Elsevier gets FDA backing for ‘predictive toxicology’ project
Medical publisher Elsevier is working on an algorithm that it hopes will spot the potential for liver toxicity in new drug candidates as early as possible in their development.
Working with the FDA, Elsevier is working on a predictive tool that will look for signals that might suggest drug-induced liver injury (DILI) in experimental medicines that are still in preclinical development, before they are given to humans in clinical trials.
DILI is a major cause of failures in both the preclinical and clinical phases of drug development, and there has been a concerted effort to try find ways to identify it early on using lab techniques like high-content screening (HCS) assays and ‘rule of two’ (RO2) testing – a predictive technique that looks at dosing and how lipophilic a compound is.

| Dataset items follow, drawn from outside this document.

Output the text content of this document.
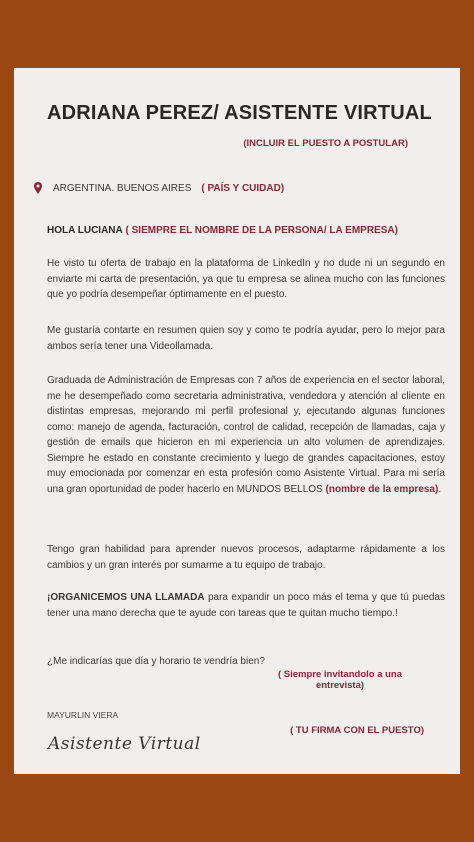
ADRIANA PEREZ/ ASISTENTE VIRTUAL
(INCLUIR EL PUESTO A POSTULAR)
ARGENTINA. BUENOS AIRES ( PAÍS Y CUIDAD)

HOLA LUCIANA ( SIEMPRE EL NOMBRE DE LA PERSONA/ LA EMPRESA)

He visto tu oferta de trabajo en la plataforma de LinkedIn y no dude ni un segundo en enviarte mi carta de presentación, ya que tu empresa se alinea mucho con las funciones que yo podría desempeñar óptimamente en el puesto.

Me gustaría contarte en resumen quien soy y como te podría ayudar, pero lo mejor para ambos sería tener una Videollamada.

Graduada de Administración de Empresas con 7 años de experiencia en el sector laboral, me he desempeñado como secretaria administrativa, vendedora y atención al cliente en distintas empresas, mejorando mi perfil profesional y, ejecutando algunas funciones como: manejo de agenda, facturación, control de calidad, recepción de llamadas, caja y gestión de emails que hicieron en mi experiencia un alto volumen de aprendizajes. Siempre he estado en constante crecimiento y luego de grandes capacitaciones, estoy muy emocionada por comenzar en esta profesión como Asistente Virtual. Para mi sería una gran oportunidad de poder hacerlo en MUNDOS BELLOS (nombre de la empresa).

Tengo gran habilidad para aprender nuevos procesos, adaptarme rápidamente a los cambios y un gran interés por sumarme a tu equipo de trabajo.

¡ORGANICEMOS UNA LLAMADA para expandir un poco más el tema y que tú puedas tener una mano derecha que te ayude con tareas que te quitan mucho tiempo.!

¿Me indicarías que día y horario te vendría bien?

( Siempre invitandolo a una entrevista)
MAYURLIN VIERA
( TU FIRMA CON EL PUESTO)
Asistente Virtual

Elsevier intends to draw on preclinical and RO2 data from the literature and summaries of FDA and EMA approval documents that are collected in its PharmaPendium database to develop the algorithm.
The DILI algorithm could be used to assess liver toxicity risk in the preclinical phase of drug development, as well as by the FDA when issues arise during various stages of the regulatory review process, it suggests.
An analysis of more than 500 product withdrawals revealed that more than a fifth (21%) of drugs withdrawn due to toxicity involved the liver, making DILI the leading cause of product withdrawals.
Liver toxicity is also a major stumbling block for new molecular entities, particularly in cancer where patients are often treated with multiple drugs, says the company.
For example, liver toxicity is seen in around a third of patients treated with kinase inhibitor drugs like Novartis’ Votrient (pazopanib), Pfizer’s Sutent (sunitinib) and Stivarga (regorafenib) – and in some cases can prove fatal.
Liver damage is also seen in around 10% of patients treated with checkpoint inhibitors, notably Bristol-Myers Squibb’s CTLA4 inhibitor Yervoy (ipilimumab).
“The predictive toxicology space is becoming a growing area of interest as we seek to understand how to improve clinical outcomes without risking the safety of patients,” said Guenther Kurapkat, head of Elsevier’s life science solutions unit.
The project with the FDA “paves a path forward for future projects that seek to address key pain points for the industry, which continues to be challenged with rising R&D costs and low success rates,” he added.